Did Wikipedia nail it, or what? Not only have I felt self-doubt over the course of my career, but in talking to different colleagues, they have also felt some self-doubt when it comes to treating clients. I believe that this comes up in speech therapy as a profession because there are a lot of different ways to treat somebody. There isn’t just one way to approach speech therapy, even when it’s the same disorder! Feeling 100% confident using every single method available to treat a variety of different clients is not realistic.
5 Ways to Manage Imposter Syndrome
It’s normal to encounter a client with the disorder that’s new to you and feel a little overwhelmed. You might even wonder about your ability to adequately provide therapy for this client. Did you graduate with a masters in speech language pathology from an ASHA-accredited university? If so, you are able to provide speech therapy effectively to clients with a variety of communication disorders. Here’s how:
- Go back to the literature. One of the reasons why they require speech language pathologists to complete continuing education is to stay up on the latest in treatment techniques. We must maintain a certificate of clinical competence (CCC). By going back to the literature and taking a continuing education courses about disorders, you can feel confident about learning the latest in treatment techniques. We are all a little rusty in different areas. I’m super rusty in voice therapy for sure!

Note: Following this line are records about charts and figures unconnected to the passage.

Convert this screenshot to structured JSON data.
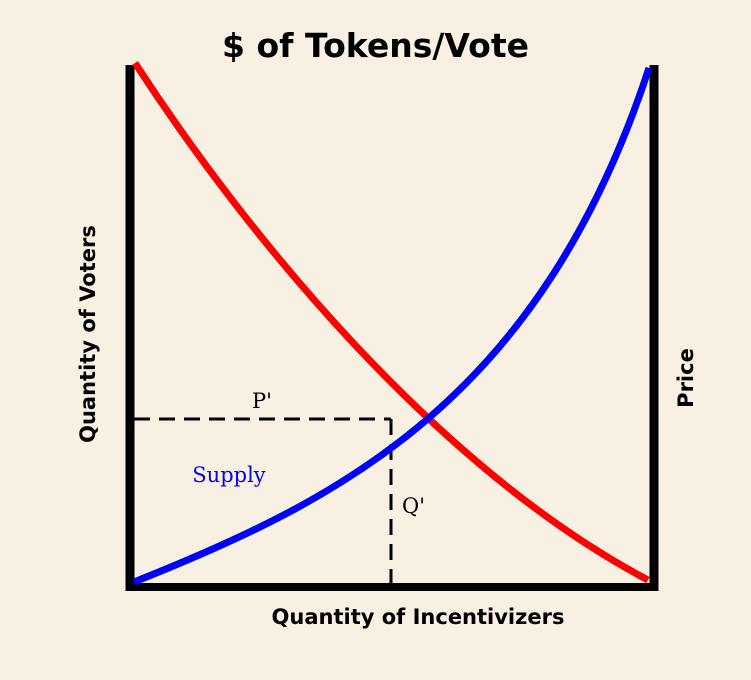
{
  "title": "$ of Tokens/Vote",
  "y_axis_left_label": "Quantity of Voters",
  "y_axis_right_label": "Price",
  "x_axis_label": "Quantity of Incentivizers",
  "curves": {
    "supply": {
      "label": "Supply",
      "color": "#0000ff"
    },
    "demand": {
      "color": "#ff0000"
    }
  },
  "equilibrium": {
    "price_label": "P'",
    "quantity_label": "Q'"
  },
  "colors": {
    "background": "#f8f0e2",
    "axes": "#000000"
  }
}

- Reach out to other clinicians. If there is a student that you feel like you don’t know how to treat, consider picking up the phone. Find a speech therapist that maybe specializes in that kind of therapy. For example, I had a voice client in the schools at one point and I felt completely out of my depth. The student was under medical management. Another speech pathologist was involved in the case who worked with the student in a clinical or medical setting. I reached out to them to learn a little more. I did get consent to share information. You can reach out to colleagues and grad school friends to answer questions for you. Facebook groups also provide support about various different disorders and treatment techniques that you maybe need to have a refresher on. There are also several large Facebook groups about speech therapy and people are always asking questions about different disorders.

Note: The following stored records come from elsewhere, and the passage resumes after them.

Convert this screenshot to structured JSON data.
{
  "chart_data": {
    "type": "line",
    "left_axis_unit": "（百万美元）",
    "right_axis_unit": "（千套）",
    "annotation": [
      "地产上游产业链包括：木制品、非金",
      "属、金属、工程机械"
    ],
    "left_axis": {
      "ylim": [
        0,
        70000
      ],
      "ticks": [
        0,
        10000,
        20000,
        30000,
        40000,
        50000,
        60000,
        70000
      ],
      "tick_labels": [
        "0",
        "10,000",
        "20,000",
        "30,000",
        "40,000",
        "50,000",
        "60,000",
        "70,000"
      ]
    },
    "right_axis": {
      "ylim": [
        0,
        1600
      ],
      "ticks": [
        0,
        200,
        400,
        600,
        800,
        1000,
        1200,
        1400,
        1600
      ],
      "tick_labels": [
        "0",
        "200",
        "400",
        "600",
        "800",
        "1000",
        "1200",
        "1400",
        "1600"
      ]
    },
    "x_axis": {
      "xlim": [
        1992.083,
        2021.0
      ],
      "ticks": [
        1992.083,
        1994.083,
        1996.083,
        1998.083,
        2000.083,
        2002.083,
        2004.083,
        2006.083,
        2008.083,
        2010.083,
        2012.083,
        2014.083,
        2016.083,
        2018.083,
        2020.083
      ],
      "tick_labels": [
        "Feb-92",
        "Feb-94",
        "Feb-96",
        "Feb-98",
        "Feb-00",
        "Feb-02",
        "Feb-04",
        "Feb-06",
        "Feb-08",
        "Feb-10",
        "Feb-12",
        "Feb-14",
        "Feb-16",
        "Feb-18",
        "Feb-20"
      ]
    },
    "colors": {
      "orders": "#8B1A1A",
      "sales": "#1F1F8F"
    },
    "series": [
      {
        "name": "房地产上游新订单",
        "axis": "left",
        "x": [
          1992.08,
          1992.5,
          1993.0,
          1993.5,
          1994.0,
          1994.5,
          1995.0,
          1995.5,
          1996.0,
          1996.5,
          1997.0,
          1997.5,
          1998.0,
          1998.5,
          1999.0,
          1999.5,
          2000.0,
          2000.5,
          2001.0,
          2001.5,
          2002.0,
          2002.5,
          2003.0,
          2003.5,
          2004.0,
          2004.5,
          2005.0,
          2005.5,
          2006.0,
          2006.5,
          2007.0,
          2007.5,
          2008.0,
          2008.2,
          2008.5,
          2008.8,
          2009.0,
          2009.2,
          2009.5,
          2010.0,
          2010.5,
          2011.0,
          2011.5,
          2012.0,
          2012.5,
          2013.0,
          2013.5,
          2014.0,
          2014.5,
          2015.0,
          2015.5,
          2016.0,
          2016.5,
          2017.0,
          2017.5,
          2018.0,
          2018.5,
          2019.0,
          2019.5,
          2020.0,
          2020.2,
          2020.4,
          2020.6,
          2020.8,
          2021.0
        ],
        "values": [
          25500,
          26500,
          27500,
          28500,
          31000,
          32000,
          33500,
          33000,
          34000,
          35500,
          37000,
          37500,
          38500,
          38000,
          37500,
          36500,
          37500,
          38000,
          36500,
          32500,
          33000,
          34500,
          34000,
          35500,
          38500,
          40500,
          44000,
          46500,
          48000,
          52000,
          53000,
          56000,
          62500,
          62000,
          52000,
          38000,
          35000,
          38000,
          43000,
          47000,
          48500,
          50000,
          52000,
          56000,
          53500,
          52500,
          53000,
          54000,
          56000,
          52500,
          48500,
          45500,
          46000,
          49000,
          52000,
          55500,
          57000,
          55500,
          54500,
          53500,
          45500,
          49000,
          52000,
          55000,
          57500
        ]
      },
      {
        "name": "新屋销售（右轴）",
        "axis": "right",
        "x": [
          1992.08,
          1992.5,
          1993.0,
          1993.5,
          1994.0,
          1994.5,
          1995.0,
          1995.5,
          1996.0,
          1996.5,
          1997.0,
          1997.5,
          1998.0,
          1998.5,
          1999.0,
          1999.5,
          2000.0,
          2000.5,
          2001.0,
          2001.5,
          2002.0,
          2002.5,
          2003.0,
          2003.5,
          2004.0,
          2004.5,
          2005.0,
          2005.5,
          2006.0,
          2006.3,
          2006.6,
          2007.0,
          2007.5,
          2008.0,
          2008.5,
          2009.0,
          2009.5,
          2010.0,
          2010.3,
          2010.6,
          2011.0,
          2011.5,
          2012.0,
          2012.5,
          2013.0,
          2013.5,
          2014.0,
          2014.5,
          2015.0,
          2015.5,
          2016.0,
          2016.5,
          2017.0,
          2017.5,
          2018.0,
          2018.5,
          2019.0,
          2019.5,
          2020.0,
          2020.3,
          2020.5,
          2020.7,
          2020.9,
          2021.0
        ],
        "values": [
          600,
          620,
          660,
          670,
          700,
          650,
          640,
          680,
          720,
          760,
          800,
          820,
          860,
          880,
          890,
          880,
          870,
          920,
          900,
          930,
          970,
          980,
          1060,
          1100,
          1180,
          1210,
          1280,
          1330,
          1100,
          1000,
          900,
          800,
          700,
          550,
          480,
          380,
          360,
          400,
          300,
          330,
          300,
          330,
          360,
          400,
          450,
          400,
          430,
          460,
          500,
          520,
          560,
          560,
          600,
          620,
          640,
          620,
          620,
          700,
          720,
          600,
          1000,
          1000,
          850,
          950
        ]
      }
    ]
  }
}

- Make a referral. If you are able to make a referral to another speech pathologist, it might be appropriate to transfer a student to another clinician. I know that’s not always possible in the school setting, especially if you’re on your own in a building. But I’ve been lucky that as a bilingual speech pathologist. I’m normally going between buildings or I’m working with monolingual clinicians. If I feel like there’s a student that I can’t fully reach, I have transitioned the student to another SLP’s caseload (and vice versa).
- Open up a book or get out your old grad school notes. If you still have some of your graduate textbooks or notes you could pull them out. I have retained my language disorders textbook because I feel like it’s so comprehensive. It has information about virtually every language disorder! I think it’s nice to have just in case I need to refer to it. I also do still have a lot of my graduate school notes! Eek, they are old now, but knowing that they’re there does make me feel better.
- Remind yourself that you got this! So you might be feeling a little insecure or having some self-doubt when you encounter a challenging client but remind yourself you got this! You have a masters degree! You have experience working with a wide variety of clients (at least in graduate school) and you got this! You were trained for this! Take a deep breath, drink some water to hydrate, and then do it. I believe in you!
If you ever need a little boost morale boost, I have seen so much support from various different Facebook groups devoted to speech therapy that I think it would be beneficial for you to join one (or more) of those. Another resource are the special interest groups (SIGS) through ASHA that a lot of people find beneficial when they are working in various different settings. You got this!